Not long ago, the majority of the outhouses near trail shelters were pit privies. This is the kind you most likely imagine when you think of an outhouse. A rotting wooden box, a seat, and a hole in the ground as deep as the builder could dig. Lots of big flies. A stench so strong, hardened hikers blanch in fear. Looking down when you lift the seat might cause nausea or temporary brain damage.
But that’s the old way. Practically every outhouse in New Jersey, New York, Connecticut and Massachusetts has been replaced with a nice, new moldering privy. Many other states, especially Vermont, have made huge progress in the human waste department as well. I learned a lot about this while working at the Green Mountain Club a few years back, since one of my coworkers was the guru of poo for most of the Appalachian Trail. It turns out, poop is a major issue for the AT, Long Trail, and most popular hiking trails.
There are more problems with pit privies than just smelling bad. A deep hole full of dung has no air flow, so the poo doesn’t rot. When the pit fills, the trail maintainers must dig a new hole, move the wooden privy to the new hole, and bury the old hole. This happens every five to ten years, depending on how much use the shelter gets. One trail maintainer told me that they had once accidentally dug where a privy had been previously, a hole that had been filled fifteen years earlier, and “it was as fresh as the day we’d buried it.” Yuck.
Moldering privies are the next step in backcountry waste management. When you see an outhouse on a sort of pedestal, with a semi-open space beneath for the pile to accumulate, you’re basically looking at a compost pile. There is no hole in the ground, and you are instructed to throw a handful of duff, wood shavings, leaves, or other similar material into the privy after you make your deposit (this is usually supplied in a bucket in the privy). Maintainers often throw in a can of worms at the beginning of the season to supplement the bacteria, native worms, and other creepy crawlies that live in the pile of poop. These critters eat the poo over time, and turn it into nice, clean compost.

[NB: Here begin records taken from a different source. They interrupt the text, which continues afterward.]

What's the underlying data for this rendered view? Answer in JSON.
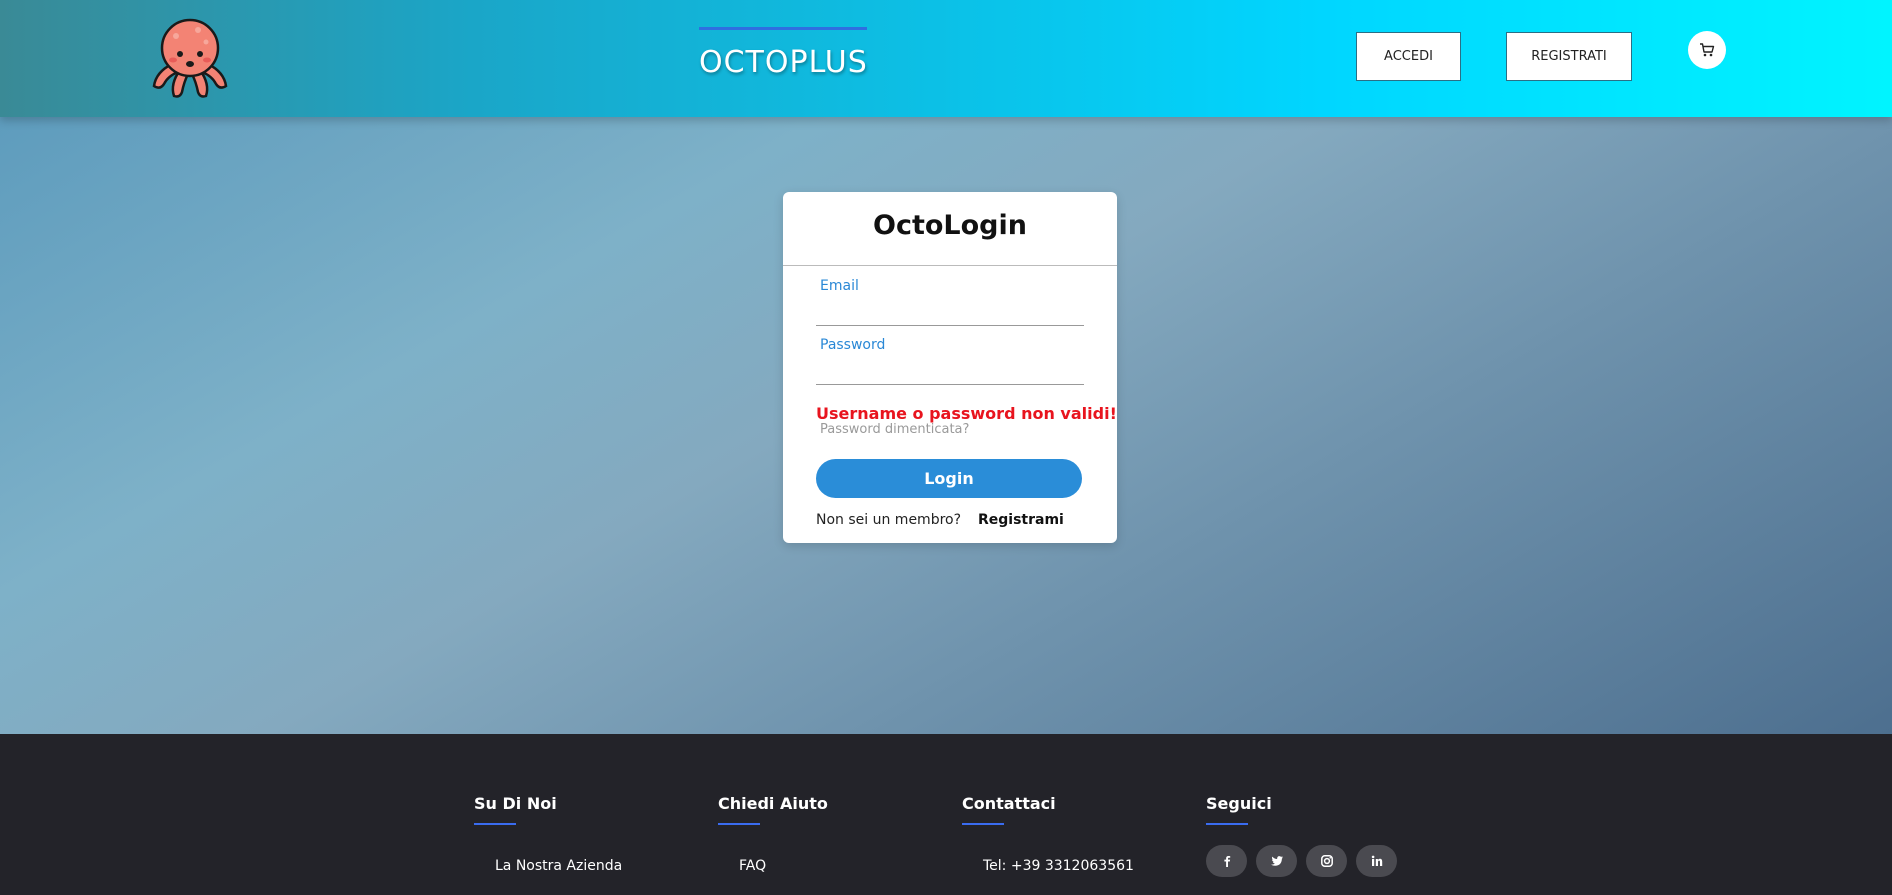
{
  "header": {
    "brand": "OCTOPLUS",
    "accedi_label": "ACCEDI",
    "registrati_label": "REGISTRATI",
    "logo_icon": "octopus-logo-icon",
    "cart_icon": "cart-icon"
  },
  "login": {
    "title": "OctoLogin",
    "email_label": "Email",
    "email_value": "",
    "password_label": "Password",
    "password_value": "",
    "error": "Username o password non validi!",
    "forgot": "Password dimenticata?",
    "submit_label": "Login",
    "member_text": "Non sei un membro?",
    "signup_label": "Registrami"
  },
  "footer": {
    "columns": [
      {
        "title": "Su Di Noi",
        "item": "La Nostra Azienda"
      },
      {
        "title": "Chiedi Aiuto",
        "item": "FAQ"
      },
      {
        "title": "Contattaci",
        "item": "Tel: +39 3312063561"
      },
      {
        "title": "Seguici"
      }
    ],
    "social_icons": [
      "facebook-icon",
      "twitter-icon",
      "instagram-icon",
      "linkedin-icon"
    ]
  },
  "colors": {
    "accent": "#2a8dd8",
    "error": "#e8141e",
    "footer_bg": "#232329",
    "footer_underline": "#3a6cf0"
  }
}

I find moldering privies to be totally fascinating, and I’m very happy to see so many of them on the AT now. Moldering privies are considerably less disgusting than pits, since the worms and microbes make for speedy decomposition and remarkably little stink. The “flush” with duff, leaves, or wood shavings also helps to keep things looking less like raw sewage and more like a compost pile. In the end, you’re left with something that is more or less indistinguishable from rich soil. Considering that story I’d heard from the shelter maintainer about the fresh pit, I’m happy knowing there are fewer toxic pits out there near my favorite campsites, and a lot more friendly soil.